Österreichs absurdeste Steuer
Medizinprodukte sind mit einer Sonderabgabe belegt. Der bürokratische Aufwand ist dabei höher als der Ertrag.
Augentropfen, die als Desinfektionslösung verwendet werden, sind Klasse IIb. Jene, die Arzneimittel beinhalten, fallen unter Klasse III.
Die Medizinprodukteabgabe wurde in Österreich 2011 eingeführt. Diese wird von allen verlangt, die im größeren Stil Medizinprodukte an Konsumenten verkaufen. Das können Ärzte, Bandagisten, Orthopäden, Optiker und Apotheker sein. Die Berufsgruppen und Unternehmen laufen dagegen Sturm. Sie sehen eine Benachteiligung gegenüber ausländischen Online-Shops. Denn mittlerweile kaufen viele Konsumenten einfache Medizinprodukte wie beispielsweise Augentropfen bei ausländischen Online-Shops, weil dort die Preise niedriger sind. Ob und welche Anbieter vom Ausland nach Österreich liefern, ist für die österreichischen Behörden schwer kontrollierbar.
Das nächste Problem ist der bürokratische Aufwand. Denn die Höhe der Medizinprodukteabgabe hängt nicht von der Menge der verkauften Produkte, sondern von der Art des Produkts und der Anzahl der jeweiligen Betriebsstätten ab. Eine Brille fällt beispielsweise in die Klasse I. Bei Augentropfen ist die Sache komplizierter. Für Augentropfen, die als Desinfektionslösungen für okulare Prothesen verwendet werden, gilt die Klasse IIb. Bei Augentropfen, die Arzneimittel in unterstützender Wirkung beinhalten, muss die Klasse III angewendet werden.
Die verschiedenen Klassen hängen mit der Risikoeinschätzung zusammen. Brillen fallen in die niedrigste Risikoklasse. Die Unternehmen müssen die Abgabe jährlich nach Selbsteinstufung entrichten, wobei das Bundesamt für Sicherheit im Gesundheitswesen „die Höhe der entrichteten Verwaltungsabgaben in nachprüfbarer Weise festzuhalten“hat, wie es in der entsprechenden Verordnung heißt.
Mittlerweile kann von Österreichs absurdester Steuer gesprochen werden. Denn der geschätzte Aufwand ist höher als der Ertrag.
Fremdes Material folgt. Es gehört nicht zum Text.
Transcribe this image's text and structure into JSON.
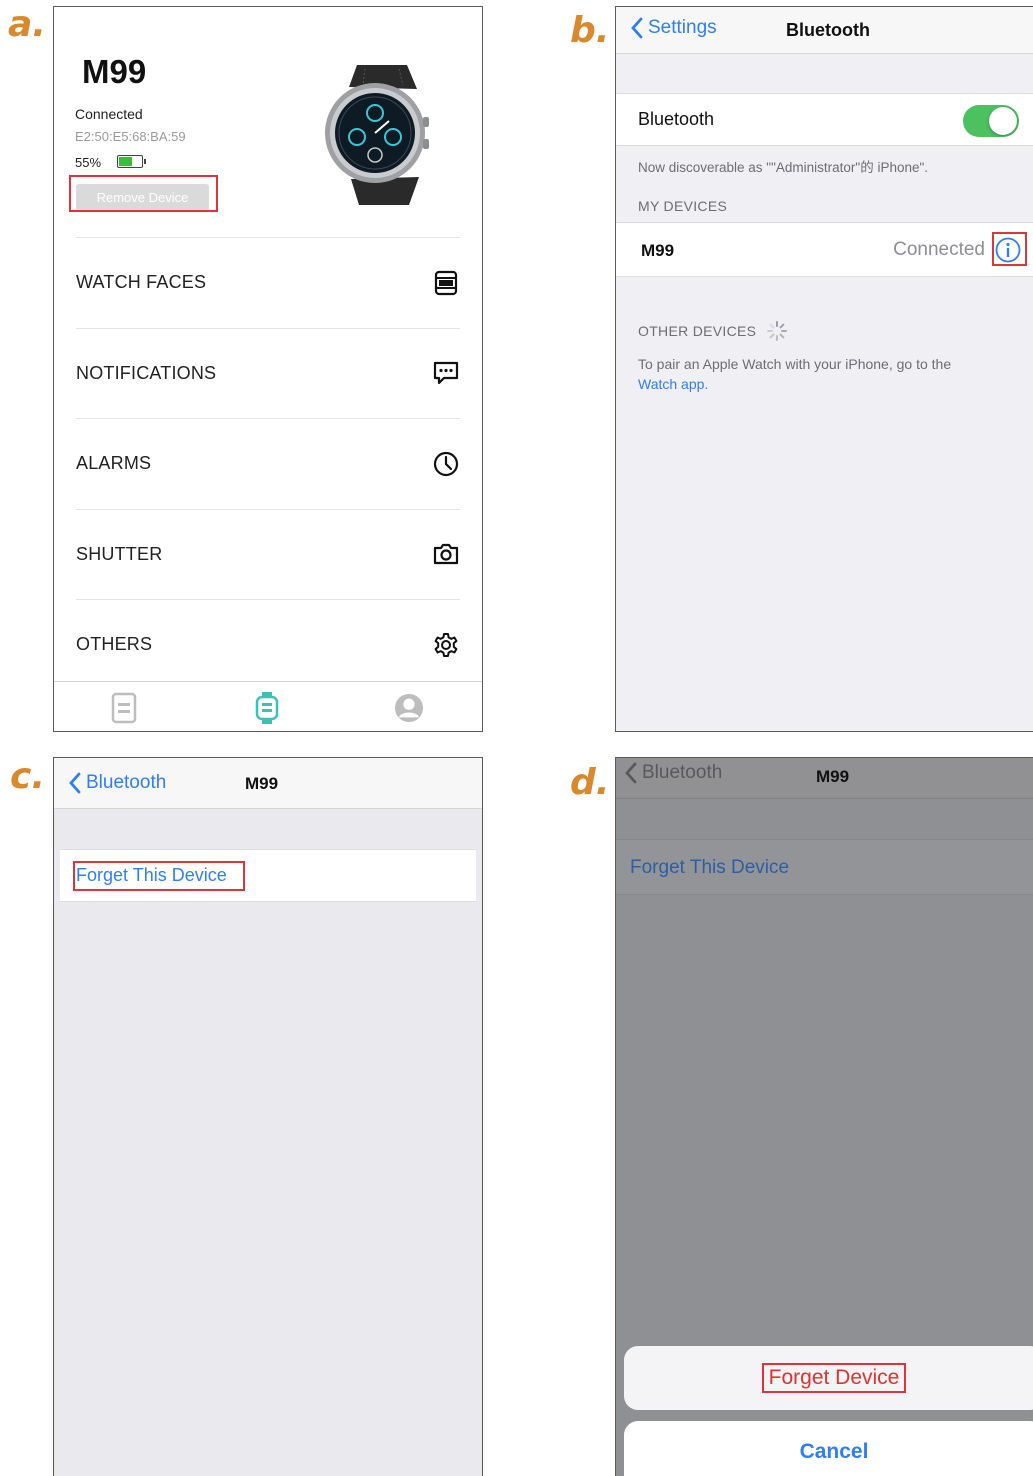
{
  "panel_labels": [
    "a.",
    "b.",
    "c.",
    "d."
  ],
  "colors": {
    "highlight": "#d9363e",
    "ios_blue": "#2f7ef5",
    "panel_label": "#d9892b",
    "toggle_on": "#4cc160"
  },
  "panel_a": {
    "device_name": "M99",
    "status": "Connected",
    "mac": "E2:50:E5:68:BA:59",
    "battery_text": "55%",
    "battery_level": 0.55,
    "remove_label": "Remove Device",
    "menu": [
      {
        "label": "WATCH FACES",
        "icon": "watch-face-icon"
      },
      {
        "label": "NOTIFICATIONS",
        "icon": "message-icon"
      },
      {
        "label": "ALARMS",
        "icon": "clock-icon"
      },
      {
        "label": "SHUTTER",
        "icon": "camera-icon"
      },
      {
        "label": "OTHERS",
        "icon": "gear-icon"
      }
    ],
    "tabs": [
      "document-icon",
      "watch-icon",
      "profile-icon"
    ]
  },
  "panel_b": {
    "back_label": "Settings",
    "title": "Bluetooth",
    "bluetooth_label": "Bluetooth",
    "bluetooth_on": true,
    "discoverable": "Now discoverable as \"\"Administrator\"的 iPhone\".",
    "my_devices_header": "MY DEVICES",
    "device_name": "M99",
    "device_status": "Connected",
    "other_devices_header": "OTHER DEVICES",
    "pair_text": "To pair an Apple Watch with your iPhone, go to the",
    "pair_link": "Watch app."
  },
  "panel_c": {
    "back_label": "Bluetooth",
    "title": "M99",
    "forget_label": "Forget This Device"
  },
  "panel_d": {
    "back_label": "Bluetooth",
    "title": "M99",
    "forget_label": "Forget This Device",
    "sheet_forget": "Forget Device",
    "sheet_cancel": "Cancel"
  }
}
Neos-Gesundheitssprecher Gerald Loacker hat dazu eine parlamentarische Anfrage gestellt. In der Antwort von Gesundheitsministerin Beate Hartinger-Klein heißt es, dass die Abgabe im Jahr 2016 (neuere Angaben liegen noch nicht vor) lediglich 1,1 Millionen Euro eingespielt hat. So fallen beispielsweise pro Apotheke durchschnittlich 67,63 Euro an. Bei anderen Betrieben, die Medizinprodukte verkaufen, liegt die durchschnittliche Abgabenhöhe bei 422,26 Euro im Jahr.
Falls das Bundesamt für Sicherheit im Gesundheitswesen zur Kenntnis gelangt, dass ein Abgabepflichtiger seiner Verpflichtung nicht nachkommt, wird ein Ermittlungsverfahren eingeleitet. Dann wird die Abgabenpflicht per Bescheid festgelegt. Zahlt der Betrieb dann immer noch nicht, wird die Finanzprokuratur eingeschaltet – der oberste Anwalt der Republik. Zuletzt hat sie sich bei 118 Betrieben bemüht, das Geld einzutreiben. Wie hoch die Kosten bei der Finanzprokuratur dafür sind, ist nicht bekannt. Sie dürften aber über den geforderten 422,26 Euro liegen.